Uns Deut­schen ist in unse­re histo­ri­sche DNA das tie­fe Gefühl der (Kriegs)Schuld, aber auch die eben­so tie­fe Erfah­rung der Ver­ge­bung und Ver­söh­nung gelegt wor­den. Nach dem Ende des Zwei­ten Welt­kriegs begann für uns Deut­sche ein müh­sa­mer und lan­ger Weg hin zu einem fried­vol­len Mit­ein­an­der, sowohl inner­halb unse­rer Gesell­schaft als auch inner­halb der Welt­ge­mein­schaft, die uns ihre ver­söh­nen­de Hand gereicht hat und damit Deutsch­land zu dem wer­den ließ, was es heu­te aus­macht. Die­se spe­zi­fisch deut­sche Erfah­rung von Ver­ge­bung und Ver­söh­nung dürf­te eine nicht zu unter­schät­zen­de Rol­le in Wil­ly Brandts Ost­po­li­tik gespielt haben, die sich mit dem Bild sei­nes Knie­falls in War­schau und sei­nen Wor­ten »Der Frie­den ist nicht alles, aber alles ist ohne den Frie­den nichts« in unser histo­ri­sches Gedächt­nis ein­ge­brannt hat.

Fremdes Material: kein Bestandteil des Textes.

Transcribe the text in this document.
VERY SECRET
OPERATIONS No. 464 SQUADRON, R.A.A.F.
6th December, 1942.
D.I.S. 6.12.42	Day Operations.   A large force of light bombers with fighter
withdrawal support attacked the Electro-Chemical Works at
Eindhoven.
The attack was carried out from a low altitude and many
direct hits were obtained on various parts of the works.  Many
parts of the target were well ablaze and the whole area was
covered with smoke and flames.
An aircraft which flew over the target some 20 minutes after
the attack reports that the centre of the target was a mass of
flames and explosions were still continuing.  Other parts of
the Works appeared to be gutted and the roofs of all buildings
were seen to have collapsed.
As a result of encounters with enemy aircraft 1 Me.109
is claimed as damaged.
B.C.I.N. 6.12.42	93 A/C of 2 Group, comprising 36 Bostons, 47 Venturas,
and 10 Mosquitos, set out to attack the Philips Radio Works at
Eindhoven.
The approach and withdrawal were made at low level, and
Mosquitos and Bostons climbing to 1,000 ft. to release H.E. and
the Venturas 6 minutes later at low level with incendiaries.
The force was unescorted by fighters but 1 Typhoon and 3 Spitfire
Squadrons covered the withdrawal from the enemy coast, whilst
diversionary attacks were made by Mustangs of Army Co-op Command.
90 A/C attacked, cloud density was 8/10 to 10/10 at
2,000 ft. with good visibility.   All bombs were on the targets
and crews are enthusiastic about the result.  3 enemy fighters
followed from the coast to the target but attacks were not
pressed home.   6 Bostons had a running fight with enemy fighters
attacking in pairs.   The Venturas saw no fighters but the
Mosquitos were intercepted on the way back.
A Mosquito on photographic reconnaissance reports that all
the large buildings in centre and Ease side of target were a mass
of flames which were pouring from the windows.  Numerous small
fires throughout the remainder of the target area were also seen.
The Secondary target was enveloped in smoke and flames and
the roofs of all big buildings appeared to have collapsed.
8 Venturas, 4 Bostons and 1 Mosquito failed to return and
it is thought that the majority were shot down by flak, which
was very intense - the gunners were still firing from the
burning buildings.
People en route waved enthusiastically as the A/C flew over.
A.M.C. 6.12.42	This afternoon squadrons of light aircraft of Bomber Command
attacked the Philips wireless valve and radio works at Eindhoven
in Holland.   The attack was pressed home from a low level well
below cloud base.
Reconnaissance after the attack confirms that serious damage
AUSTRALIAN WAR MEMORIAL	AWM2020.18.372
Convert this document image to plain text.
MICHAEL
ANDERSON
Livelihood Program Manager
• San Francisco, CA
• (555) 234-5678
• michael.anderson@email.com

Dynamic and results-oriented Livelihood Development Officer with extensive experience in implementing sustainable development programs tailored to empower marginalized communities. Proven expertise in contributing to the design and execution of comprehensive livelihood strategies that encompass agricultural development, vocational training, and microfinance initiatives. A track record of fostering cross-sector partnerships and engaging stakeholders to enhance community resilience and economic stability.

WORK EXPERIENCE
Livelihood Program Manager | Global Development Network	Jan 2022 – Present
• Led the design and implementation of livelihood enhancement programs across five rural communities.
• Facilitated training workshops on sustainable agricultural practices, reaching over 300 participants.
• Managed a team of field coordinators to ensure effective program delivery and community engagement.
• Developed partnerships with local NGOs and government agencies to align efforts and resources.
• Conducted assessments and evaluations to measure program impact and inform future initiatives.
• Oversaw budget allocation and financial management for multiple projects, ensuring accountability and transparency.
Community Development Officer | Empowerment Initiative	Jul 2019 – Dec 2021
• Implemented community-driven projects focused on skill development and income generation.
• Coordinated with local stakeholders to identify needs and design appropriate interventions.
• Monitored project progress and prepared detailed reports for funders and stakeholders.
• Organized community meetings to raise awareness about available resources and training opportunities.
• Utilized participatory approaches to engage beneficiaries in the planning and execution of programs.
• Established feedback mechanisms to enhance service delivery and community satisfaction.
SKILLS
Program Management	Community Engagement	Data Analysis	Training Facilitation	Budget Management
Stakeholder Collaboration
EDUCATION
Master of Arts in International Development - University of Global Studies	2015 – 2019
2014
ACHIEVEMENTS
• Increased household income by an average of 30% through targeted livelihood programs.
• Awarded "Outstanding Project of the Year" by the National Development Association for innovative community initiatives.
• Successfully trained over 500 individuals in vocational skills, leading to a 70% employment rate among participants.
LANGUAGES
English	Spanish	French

In dem Krieg in der Ukrai­ne sind Schät­zun­gen zufol­ge bis­her 200.000 gefal­le­ne und ver­letz­te ukrai­ni­sche und rus­si­sche Sol­da­ten zu bekla­gen und etwa 50.000 zivi­le Opfer sowie Mil­lio­nen von Geflüch­te­ten. Und auch wei­ter­hin scheint es so zu sein, dass kei­ne der bei­den Kriegs­par­tei­en die­sen Krieg gewin­nen kann.

Vor die­sem Hin­ter­grund war Ihre bis­her stets abwä­gen­de Hal­tung bei der Fra­ge nach immer wei­te­ren Waf­fen­lie­fe­run­gen an die Ukrai­ne mehr als begrü­ßens­wert. Inzwi­schen haben Sie aber dem Druck nach­ge­ge­ben und der Lie­fe­rung von Leo­pard-Kampf­pan­zern an die Ukrai­ne zuge­stimmt, wor­auf als unmit­tel­ba­re Ant­wort dar­auf inzwi­schen bereits die Lie­fe­rung von Kampf­jets gefor­dert wird: »Die rus­si­sche Aggres­si­on kann nur mit adäqua­ten Waf­fen gestoppt wer­den«, wird der ukrai­ni­sche Prä­si­dent in der Tages­schau hier­zu zitiert, denn »der (rus­si­sche) Ter­ror­staat wird es anders nicht ver­ste­hen«, so Wolo­dym­yr Selenskyj.

In die­ser Situa­ti­on wird an Sie drin­gend appelliert:

  1. Klä­ren Sie die Öffent­lich­keit über Ihr kon­kre­tes Ziel im Ukrai­ne­krieg auf!
  2. Über­neh­men Sie eine nicht­mi­li­tä­ri­sche und frie­dens­ori­en­tier­te Füh­rungs­rol­le inner­halb der die Ukrai­ne unter­stüt­zen­den Staa­ten­ge­mein­schaf­ten und lei­ten Sie erste Schrit­te zu einem Waf­fen­still­stand sowie zu einer diplo­ma­ti­schen Lösung des Ukrai­ne­krie­ges ein!
  3. Ver­hel­fen Sie damit dem Frie­dens­ge­bot des Grund­ge­set­zes zu jener frie­dens­po­li­ti­schen Rol­le, die die Müt­ter und Väter des Grund­ge­set­zes im Auge hat­ten, um künf­ti­ge Krie­ge zu ver­hin­dern und nöti­gen­falls zu beenden!